ARTICOLO 9. 1. Gli Stati contraenti s'impegnano a presentare al Segretario generale dell'Organizzazione delle Nazioni Unite, perche' venga esaminato dal Comitato, un rapporto sulle misure di carattere legislativo, giudiziario, amministrativo o di altro genere che sono state prese per dare esecuzione alle disposizioni della presente Convenzione: a) entro il termine di un anno a partire dall'entrata in vigore della Convenzione, per ogni Stato interessato per cio' che lo riguarda e b) in seguito, ogni due anni ed inoltre ogni volta che il Comitato ne fara' richiesta. Il Comitato puo' chiedere agli Stati contraenti delle informazioni supplementari. 2. Il Comitato sottopone ogni anno all'Assemblea generale dell'Organizzazione delle Nazioni Unite, per il tramite del Segretario generale, un rapporto sulle proprie attivita' e puo' dare suggerimenti e fare raccomandazioni di carattere generale, in base ai rapporti ed alle informazioni che ha ricevuto dagli Stati contraenti.
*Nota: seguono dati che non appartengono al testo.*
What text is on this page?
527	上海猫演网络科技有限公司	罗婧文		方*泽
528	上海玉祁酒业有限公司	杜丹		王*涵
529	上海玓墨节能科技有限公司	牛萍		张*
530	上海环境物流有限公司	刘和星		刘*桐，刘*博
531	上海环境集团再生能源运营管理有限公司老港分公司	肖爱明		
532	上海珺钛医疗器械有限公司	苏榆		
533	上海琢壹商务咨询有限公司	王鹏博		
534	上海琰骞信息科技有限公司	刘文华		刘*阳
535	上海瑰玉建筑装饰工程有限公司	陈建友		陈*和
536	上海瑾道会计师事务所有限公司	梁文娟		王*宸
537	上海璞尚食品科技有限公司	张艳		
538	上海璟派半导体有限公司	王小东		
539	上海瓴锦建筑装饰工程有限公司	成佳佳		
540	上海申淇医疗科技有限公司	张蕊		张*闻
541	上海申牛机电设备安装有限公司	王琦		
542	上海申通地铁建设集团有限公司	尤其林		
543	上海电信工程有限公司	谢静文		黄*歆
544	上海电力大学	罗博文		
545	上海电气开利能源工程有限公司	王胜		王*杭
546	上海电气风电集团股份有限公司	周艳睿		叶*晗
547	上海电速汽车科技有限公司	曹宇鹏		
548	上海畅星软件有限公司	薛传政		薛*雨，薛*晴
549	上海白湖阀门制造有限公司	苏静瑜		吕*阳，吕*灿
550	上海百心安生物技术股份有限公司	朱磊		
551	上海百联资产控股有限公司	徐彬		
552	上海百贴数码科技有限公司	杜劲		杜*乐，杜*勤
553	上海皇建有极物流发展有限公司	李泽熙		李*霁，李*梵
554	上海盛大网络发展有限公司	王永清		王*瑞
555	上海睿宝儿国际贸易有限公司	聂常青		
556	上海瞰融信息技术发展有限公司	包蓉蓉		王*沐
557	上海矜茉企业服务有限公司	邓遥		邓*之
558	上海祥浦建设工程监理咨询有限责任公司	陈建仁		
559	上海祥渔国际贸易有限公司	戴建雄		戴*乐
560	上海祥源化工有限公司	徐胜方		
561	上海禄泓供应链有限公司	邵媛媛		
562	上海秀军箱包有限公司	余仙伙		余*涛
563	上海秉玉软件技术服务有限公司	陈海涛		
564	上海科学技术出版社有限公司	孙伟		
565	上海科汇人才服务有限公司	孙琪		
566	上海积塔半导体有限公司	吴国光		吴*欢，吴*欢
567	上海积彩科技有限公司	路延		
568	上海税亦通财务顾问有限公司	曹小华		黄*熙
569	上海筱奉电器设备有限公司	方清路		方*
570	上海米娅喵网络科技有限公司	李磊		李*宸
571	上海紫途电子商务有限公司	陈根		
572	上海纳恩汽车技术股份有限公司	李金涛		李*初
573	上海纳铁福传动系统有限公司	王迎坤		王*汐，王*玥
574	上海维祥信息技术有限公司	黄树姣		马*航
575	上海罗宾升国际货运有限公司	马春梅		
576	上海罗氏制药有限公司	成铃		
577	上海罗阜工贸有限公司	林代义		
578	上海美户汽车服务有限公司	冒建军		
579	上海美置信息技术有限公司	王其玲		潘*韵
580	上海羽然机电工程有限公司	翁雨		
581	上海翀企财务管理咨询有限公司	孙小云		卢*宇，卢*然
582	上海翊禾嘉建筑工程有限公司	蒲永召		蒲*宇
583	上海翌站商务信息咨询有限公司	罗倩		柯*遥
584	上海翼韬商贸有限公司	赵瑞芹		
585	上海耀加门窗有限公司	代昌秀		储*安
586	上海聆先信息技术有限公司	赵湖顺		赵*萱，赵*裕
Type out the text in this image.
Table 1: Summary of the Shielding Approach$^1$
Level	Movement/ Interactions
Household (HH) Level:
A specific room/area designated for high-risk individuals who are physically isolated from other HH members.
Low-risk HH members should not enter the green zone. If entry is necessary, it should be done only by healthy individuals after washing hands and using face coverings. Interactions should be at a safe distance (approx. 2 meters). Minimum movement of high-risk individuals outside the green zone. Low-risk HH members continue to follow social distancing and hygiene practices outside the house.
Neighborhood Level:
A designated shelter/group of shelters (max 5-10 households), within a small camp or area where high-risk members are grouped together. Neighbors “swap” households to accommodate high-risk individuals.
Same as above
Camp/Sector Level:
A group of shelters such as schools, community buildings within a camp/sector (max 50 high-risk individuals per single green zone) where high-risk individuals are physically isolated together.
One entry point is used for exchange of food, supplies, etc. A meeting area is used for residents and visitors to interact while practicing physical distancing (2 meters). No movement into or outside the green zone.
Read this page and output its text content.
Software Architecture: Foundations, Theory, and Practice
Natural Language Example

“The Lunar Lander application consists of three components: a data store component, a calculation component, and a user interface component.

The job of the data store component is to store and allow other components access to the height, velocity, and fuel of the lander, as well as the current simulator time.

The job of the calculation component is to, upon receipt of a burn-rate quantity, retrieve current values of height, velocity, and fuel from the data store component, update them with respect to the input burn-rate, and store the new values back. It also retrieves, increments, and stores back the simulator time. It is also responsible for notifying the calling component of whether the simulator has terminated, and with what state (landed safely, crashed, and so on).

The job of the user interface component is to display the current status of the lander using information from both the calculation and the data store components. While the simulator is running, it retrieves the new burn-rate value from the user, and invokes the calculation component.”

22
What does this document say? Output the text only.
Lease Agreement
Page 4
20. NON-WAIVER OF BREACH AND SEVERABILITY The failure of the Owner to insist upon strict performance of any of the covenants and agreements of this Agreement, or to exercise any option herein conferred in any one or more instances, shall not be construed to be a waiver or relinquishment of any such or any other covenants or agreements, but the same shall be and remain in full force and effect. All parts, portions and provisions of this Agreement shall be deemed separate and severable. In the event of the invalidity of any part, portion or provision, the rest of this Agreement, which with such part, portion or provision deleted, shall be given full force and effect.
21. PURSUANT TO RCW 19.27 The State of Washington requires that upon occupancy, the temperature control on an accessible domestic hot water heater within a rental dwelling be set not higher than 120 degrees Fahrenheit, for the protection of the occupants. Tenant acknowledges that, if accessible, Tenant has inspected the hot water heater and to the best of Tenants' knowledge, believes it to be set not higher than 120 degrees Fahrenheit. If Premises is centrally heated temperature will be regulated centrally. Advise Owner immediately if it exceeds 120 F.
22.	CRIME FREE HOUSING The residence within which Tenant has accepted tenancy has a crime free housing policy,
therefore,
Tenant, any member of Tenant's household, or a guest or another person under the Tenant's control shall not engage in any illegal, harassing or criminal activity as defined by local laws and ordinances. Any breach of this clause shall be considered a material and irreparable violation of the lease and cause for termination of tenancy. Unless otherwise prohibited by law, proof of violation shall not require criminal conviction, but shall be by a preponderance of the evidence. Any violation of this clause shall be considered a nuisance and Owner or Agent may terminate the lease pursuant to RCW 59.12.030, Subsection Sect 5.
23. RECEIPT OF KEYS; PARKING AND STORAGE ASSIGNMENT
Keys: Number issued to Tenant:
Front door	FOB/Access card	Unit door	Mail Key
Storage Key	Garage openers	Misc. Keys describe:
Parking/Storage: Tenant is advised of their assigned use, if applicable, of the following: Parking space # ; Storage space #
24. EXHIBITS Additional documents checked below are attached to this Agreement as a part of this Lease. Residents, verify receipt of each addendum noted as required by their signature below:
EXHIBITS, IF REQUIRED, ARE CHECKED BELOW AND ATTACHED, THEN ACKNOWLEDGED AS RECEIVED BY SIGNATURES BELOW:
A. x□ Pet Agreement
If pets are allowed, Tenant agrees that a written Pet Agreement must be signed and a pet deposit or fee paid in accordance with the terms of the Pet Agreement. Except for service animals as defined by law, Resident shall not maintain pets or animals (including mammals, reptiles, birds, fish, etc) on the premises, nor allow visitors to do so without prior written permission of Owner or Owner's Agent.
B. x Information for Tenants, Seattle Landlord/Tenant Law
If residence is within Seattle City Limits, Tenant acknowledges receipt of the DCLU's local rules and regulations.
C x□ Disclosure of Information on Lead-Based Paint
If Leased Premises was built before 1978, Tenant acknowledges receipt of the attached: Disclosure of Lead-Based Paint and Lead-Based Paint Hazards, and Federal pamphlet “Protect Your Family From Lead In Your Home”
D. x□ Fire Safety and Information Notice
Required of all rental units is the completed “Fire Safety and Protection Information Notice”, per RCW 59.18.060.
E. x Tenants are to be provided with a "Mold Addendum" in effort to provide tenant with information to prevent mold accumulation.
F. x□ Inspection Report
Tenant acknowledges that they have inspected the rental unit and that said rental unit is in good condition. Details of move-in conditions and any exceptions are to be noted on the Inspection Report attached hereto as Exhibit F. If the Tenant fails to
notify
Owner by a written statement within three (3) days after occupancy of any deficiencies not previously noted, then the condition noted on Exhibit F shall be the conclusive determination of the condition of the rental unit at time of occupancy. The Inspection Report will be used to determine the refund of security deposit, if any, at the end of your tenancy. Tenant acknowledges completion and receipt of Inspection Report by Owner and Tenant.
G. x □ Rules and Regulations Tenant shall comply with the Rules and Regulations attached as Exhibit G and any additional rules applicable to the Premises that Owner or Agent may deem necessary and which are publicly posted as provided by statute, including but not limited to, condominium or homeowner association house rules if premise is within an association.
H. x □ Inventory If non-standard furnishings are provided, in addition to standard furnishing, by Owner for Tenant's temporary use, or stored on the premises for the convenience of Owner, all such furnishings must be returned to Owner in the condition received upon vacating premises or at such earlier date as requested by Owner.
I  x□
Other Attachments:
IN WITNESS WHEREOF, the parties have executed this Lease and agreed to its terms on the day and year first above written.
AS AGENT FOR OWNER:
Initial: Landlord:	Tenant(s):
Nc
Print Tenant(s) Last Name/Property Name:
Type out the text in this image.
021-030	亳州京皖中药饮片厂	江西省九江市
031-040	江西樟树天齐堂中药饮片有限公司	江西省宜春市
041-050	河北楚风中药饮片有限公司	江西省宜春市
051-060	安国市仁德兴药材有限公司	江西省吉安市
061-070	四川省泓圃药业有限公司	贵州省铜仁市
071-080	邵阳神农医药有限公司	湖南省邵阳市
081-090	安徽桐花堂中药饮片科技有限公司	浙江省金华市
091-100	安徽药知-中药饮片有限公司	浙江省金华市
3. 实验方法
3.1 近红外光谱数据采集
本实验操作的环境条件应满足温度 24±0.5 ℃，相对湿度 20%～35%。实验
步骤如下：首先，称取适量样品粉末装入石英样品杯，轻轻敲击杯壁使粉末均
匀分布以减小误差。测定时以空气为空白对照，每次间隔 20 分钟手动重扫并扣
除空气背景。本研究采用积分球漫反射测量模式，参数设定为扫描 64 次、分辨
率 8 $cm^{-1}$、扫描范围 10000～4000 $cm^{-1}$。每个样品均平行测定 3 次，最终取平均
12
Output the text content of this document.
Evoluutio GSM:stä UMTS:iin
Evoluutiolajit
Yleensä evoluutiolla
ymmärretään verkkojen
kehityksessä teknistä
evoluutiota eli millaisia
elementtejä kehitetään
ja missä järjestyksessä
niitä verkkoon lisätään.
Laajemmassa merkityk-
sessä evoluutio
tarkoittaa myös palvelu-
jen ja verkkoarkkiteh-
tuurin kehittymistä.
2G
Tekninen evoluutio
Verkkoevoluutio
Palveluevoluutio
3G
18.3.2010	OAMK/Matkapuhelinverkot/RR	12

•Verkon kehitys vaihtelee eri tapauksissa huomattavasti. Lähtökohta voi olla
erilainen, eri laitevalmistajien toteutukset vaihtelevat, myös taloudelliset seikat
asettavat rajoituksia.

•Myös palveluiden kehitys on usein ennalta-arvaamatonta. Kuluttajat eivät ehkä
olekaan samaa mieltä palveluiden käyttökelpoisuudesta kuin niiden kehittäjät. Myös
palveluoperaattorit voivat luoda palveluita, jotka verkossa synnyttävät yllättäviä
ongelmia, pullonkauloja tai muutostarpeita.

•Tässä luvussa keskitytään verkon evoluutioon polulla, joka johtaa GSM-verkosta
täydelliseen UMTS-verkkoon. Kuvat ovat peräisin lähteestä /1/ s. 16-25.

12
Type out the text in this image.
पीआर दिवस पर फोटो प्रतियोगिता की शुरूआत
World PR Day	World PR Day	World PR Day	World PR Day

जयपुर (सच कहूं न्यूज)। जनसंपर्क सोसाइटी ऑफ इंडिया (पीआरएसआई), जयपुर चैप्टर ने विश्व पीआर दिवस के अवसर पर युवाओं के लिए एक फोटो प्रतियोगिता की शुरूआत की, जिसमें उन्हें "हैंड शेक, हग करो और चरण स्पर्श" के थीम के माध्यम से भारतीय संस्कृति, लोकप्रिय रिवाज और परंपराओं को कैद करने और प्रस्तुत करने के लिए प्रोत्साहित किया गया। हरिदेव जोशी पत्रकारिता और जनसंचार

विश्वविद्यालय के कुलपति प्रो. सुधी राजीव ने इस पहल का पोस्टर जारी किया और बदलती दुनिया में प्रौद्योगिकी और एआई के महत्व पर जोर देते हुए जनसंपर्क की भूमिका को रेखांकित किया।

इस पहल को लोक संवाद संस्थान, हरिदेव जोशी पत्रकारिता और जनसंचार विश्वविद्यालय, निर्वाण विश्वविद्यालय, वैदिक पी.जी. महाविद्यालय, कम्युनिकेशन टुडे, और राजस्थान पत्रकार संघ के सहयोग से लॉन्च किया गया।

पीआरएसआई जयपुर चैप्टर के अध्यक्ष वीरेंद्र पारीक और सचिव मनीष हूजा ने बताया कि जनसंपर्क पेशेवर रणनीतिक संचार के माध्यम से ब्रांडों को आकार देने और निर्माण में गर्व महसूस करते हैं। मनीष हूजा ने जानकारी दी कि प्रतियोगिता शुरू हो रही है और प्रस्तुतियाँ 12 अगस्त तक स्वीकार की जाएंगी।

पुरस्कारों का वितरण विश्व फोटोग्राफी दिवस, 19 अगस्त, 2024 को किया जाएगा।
Tali suggerimenti e raccomandazioni di carattere generale unitamente, ove occorra, alle osservazioni degli Stati contraenti, vengono portate a conoscenza dell'Assemblea generale.

Convenzione-art. 10

ARTICOLO 10. 1. Il Comitato stabilisce il proprio regolamento interno. 2. II Comitato nomina il proprio ufficio per un periodo di due anni. 3. Il servizio di segreteria del Comitato e' fornito dal Segretario generale delle Nazioni unite. 4. Il Comitato tiene normalmente le proprie riunioni presso la Sede dell'Organizzazione delle Nazioni Unite.